Primera pregunta: ¿Hace cuatro años (por poner una fecha cualquiera) habría dicho lo mismo que he dicho hoy sobre los límites del humor y sobre la libertad de expresión? Respuesta: No. Hace cuatro años no vivíamos en la situación de emergencia climática de los derechos civiles que sufrimos ahora. O mejor dicho, no tanto, porque entonces la cosa ya apuntaba maneras. En la España de mediados del mes de octubre del 2019 cualquier persona que haga humor, escriba un artículo, publique un tuit, cante una canción, opine, se manifieste o ............ (ponga en este espacio las situaciones que considere que faltan), puede ser encarcelado.

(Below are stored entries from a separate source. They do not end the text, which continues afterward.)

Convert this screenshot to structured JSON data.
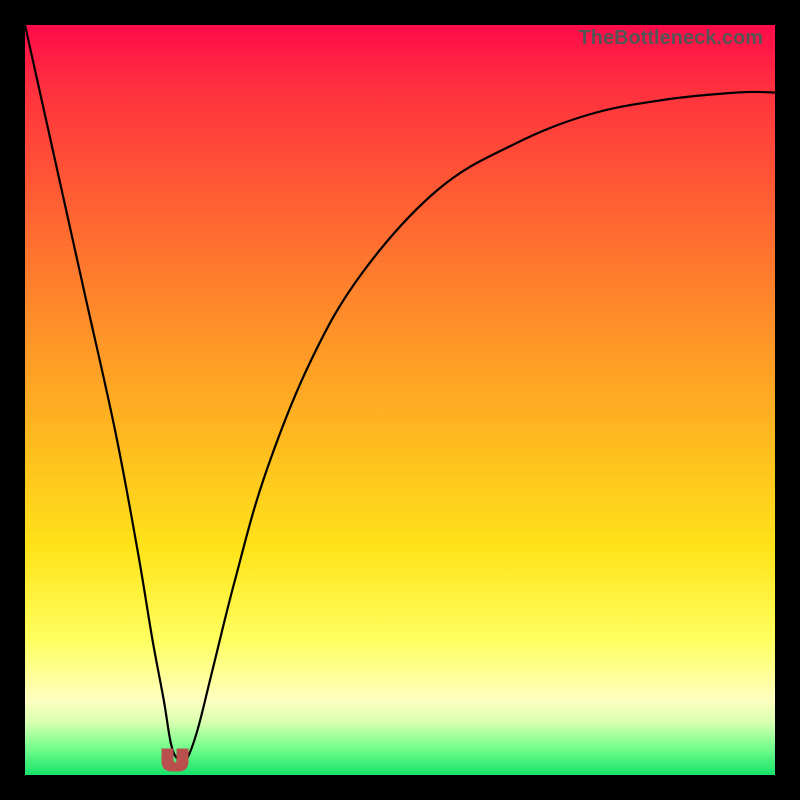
{
  "watermark": "TheBottleneck.com",
  "chart_data": {
    "type": "line",
    "title": "",
    "xlabel": "",
    "ylabel": "",
    "xlim": [
      0,
      100
    ],
    "ylim": [
      0,
      100
    ],
    "grid": false,
    "series": [
      {
        "name": "bottleneck-curve",
        "x": [
          0,
          4,
          8,
          12,
          15,
          17,
          18.5,
          19.5,
          20.5,
          21.5,
          23,
          25,
          28,
          32,
          38,
          45,
          55,
          65,
          75,
          85,
          95,
          100
        ],
        "y": [
          100,
          82,
          64,
          46,
          30,
          18,
          10,
          4,
          2,
          2,
          6,
          14,
          26,
          40,
          55,
          67,
          78,
          84,
          88,
          90,
          91,
          91
        ]
      }
    ],
    "annotations": [
      {
        "name": "curve-minimum",
        "x": 20,
        "y": 2,
        "shape": "u-marker",
        "color": "#b9504e"
      }
    ],
    "background_gradient": {
      "direction": "vertical",
      "stops": [
        {
          "pos": 0.0,
          "color": "#ff0a4a"
        },
        {
          "pos": 0.22,
          "color": "#ff5a34"
        },
        {
          "pos": 0.55,
          "color": "#ffb91f"
        },
        {
          "pos": 0.82,
          "color": "#ffff60"
        },
        {
          "pos": 0.93,
          "color": "#d8ffb0"
        },
        {
          "pos": 1.0,
          "color": "#17e36a"
        }
      ]
    }
  }
}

No acusado, no detenido. No, no, encarcelado. Directamente. Cualquiera de nosotros puede acabar en una prisión aislado y sin asistencia legal acusado de terrorismo, de un delito de odio o de haber matado a Chanquete, que eso es lo de menos.

Le podría poner decenas de ejemplos que han sucedido e incluso los que ha protagonizado servidor de usted, pero me quedo con el llamado "Caso de los titiriteros". Sucedió en febrero del año 2016 en Madrid. Dos personas que hacían un espectáculo de polichinelas (dentro de las fiestas del Carnaval) acabaron pasando cinco días en prisión por orden del juez de la Audiencia Nacional Ismael Moreno acusados, de entre otros delitos, de enaltecimiento del terrorismo. ¿Por qué? Porque al final del espectáculo, uno de los muñecos mostraba un cartel donde se podía leer el juego de palabras "Gora Alka-ETA".

Pues bien, cuatro meses después de enviarlos esos CINCO días a prisión (por cierto, el fiscal del caso y que hizo el informe pidiendo encerrarlos era Javier Zaragoza), el juez archivó el caso por el delito de enaltecimiento del terrorismo pero les mantuvo el de atentar contra los derechos fundamentales y las libertades públicas, que entonces pasó a los juzgados de instrucción de Madrid, donde también fue archivado en enero del 2017. Total, cinco días en prisión y un año con la incertidumbre de saber si los condenaran o no. Por un juego de palabras. Y malo

Segunda pregunta: ¿Servidor de usted se autocensura? Mucho. Básicamente por dos motivos: 1/ Ahora mismo, entre mis previsiones no está la de ir a la cárcel y sí, en cambio, la de intentar no ir, aunque esto último en la España actual no depende de mí y 2/ No soy ningún héroe. Soy un humilde juntaletras que conoció al dibujante Georges Wolinski poco antes de ser asesinado en la redacción de la revista Charlie Hebdo. Era la época en la que servidor de usted colaboraba en la revista El Jueves y el ministerio del Interior consideró "verosímiles" las amenazas de muerte que recibíamos de grupos yihadistas. Y fue años después de tener que marcharme unos días de casa por recomendación de la policía, y como medida de prudencia ante las simpáticas y repetidas amenazas de muerte recibidas de ultraderechistas a través de diversas vías.

Por lo tanto, es fácil concluir que los límites del humor han tenido días mucho mejores que los actuales. ojo, pero mucho de muuuuuucho. Y que la libertad de expresión hace muy mala cara. Y no, no es un vulgar resfriado.